Le nord de l’Angleterre, la banlieue sud de Madrid ou le « croissant pauvre » à Bruxelles : des territoires délaissés et densément peuplés sont frappés de plein fouet par la deuxième vague de l’épidémie en Europe. La mise en place de mesures ciblées suscite d’intenses débats.

Alors que l’Europe décide dans le désordre des mesures de reconfinement plus ou moins total – couvre-feux en France, en Belgique ou en Italie, bouclages de métropoles en Espagne, déplacements limités à cinq kilomètres en Irlande, autres restrictions sur les déplacements en République tchèque… –, la deuxième vague de l’épidémie de coronavirus risque de renforcer un peu plus les fractures sociales qui traversent le continent.

Faut-il mettre en place des mesures ciblées à l’échelle de ces territoires ? C’est ce que défendent, par exemple, des doctorants et post-doctorants de l’École d’économie de Paris qui ont identifié, dans une étude consacrée au cas français, un lien « fort et systématique » entre la mortalité causée par l’épidémie au printemps et le niveau de pauvreté des communes (+88 % de mortalité sur les territoires les plus modestes, contre +50 % ailleurs).

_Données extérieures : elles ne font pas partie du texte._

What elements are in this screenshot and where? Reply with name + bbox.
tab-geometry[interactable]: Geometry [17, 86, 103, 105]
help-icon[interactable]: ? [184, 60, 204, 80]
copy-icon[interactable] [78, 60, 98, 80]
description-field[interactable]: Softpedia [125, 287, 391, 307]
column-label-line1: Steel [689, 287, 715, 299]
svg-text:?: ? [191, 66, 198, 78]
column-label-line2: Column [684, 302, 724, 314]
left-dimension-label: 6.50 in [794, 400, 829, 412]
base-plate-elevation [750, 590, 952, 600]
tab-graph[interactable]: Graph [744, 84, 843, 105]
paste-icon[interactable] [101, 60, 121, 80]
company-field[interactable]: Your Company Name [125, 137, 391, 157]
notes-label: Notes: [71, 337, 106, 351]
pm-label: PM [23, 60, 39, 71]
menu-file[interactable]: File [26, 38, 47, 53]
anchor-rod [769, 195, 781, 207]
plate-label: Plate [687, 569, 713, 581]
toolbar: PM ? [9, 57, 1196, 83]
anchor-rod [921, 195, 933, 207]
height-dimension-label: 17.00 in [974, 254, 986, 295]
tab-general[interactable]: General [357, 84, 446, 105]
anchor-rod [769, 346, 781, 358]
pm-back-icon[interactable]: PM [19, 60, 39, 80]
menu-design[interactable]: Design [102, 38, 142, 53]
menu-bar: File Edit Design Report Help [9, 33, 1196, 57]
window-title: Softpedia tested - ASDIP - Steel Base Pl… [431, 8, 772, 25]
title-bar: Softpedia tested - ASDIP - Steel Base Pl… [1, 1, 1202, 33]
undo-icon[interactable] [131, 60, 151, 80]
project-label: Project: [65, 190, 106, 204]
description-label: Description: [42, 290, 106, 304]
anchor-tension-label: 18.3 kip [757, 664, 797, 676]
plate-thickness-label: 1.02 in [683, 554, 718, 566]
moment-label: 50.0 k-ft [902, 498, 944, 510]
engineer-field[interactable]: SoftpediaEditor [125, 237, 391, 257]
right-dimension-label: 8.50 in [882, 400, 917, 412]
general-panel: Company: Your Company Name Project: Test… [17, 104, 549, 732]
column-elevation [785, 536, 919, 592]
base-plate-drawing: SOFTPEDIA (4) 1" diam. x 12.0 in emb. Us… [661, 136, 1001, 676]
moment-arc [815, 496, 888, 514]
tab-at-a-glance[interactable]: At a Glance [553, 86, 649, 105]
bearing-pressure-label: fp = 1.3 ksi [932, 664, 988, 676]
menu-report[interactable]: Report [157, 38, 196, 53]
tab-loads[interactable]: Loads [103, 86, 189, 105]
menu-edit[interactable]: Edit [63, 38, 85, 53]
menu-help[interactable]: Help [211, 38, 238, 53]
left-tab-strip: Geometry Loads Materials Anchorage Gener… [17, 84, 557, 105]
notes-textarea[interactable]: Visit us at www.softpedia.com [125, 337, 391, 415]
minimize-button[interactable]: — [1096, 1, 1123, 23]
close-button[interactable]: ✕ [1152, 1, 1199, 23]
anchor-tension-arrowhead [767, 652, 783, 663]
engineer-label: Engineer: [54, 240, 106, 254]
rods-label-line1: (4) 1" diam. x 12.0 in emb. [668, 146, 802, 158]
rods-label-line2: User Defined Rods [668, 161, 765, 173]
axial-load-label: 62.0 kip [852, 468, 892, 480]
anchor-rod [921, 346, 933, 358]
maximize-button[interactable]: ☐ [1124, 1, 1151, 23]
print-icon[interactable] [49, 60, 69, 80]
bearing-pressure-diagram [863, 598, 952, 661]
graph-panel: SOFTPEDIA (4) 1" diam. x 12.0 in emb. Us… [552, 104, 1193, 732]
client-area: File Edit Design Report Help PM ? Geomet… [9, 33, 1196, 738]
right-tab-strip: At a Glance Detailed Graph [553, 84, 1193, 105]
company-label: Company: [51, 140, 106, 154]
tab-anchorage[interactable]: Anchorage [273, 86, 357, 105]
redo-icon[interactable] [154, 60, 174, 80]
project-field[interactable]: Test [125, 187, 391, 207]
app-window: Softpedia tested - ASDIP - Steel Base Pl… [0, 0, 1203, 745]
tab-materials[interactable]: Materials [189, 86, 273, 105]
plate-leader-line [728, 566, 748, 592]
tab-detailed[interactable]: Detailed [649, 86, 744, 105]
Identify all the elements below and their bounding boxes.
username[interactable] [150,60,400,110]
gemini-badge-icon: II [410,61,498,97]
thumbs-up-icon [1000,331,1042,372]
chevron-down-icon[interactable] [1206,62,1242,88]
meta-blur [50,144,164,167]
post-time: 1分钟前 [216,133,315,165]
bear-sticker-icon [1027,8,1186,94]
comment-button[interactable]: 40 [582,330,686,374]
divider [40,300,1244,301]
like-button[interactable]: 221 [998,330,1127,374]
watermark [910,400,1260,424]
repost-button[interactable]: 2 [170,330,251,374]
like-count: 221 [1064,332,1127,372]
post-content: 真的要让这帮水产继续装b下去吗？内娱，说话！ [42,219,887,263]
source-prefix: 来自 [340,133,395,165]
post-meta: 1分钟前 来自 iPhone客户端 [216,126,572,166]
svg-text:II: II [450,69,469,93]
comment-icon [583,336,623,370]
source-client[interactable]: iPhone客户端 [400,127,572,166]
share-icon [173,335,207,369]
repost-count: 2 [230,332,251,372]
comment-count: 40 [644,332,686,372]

Ils plaident pour mieux protéger les travailleurs les plus exposés dans ces villes, mais aussi pour améliorer, à moyen terme, leurs conditions de logement. Dans un récent entretien à Mediapart, un épidémiologiste de Médecins sans frontières allait dans le même sens, jugeant qu’« il faut améliorer les conditions d’hébergement des personnes précaires, en luttant contre la promiscuité, pour limiter la circulation du virus ».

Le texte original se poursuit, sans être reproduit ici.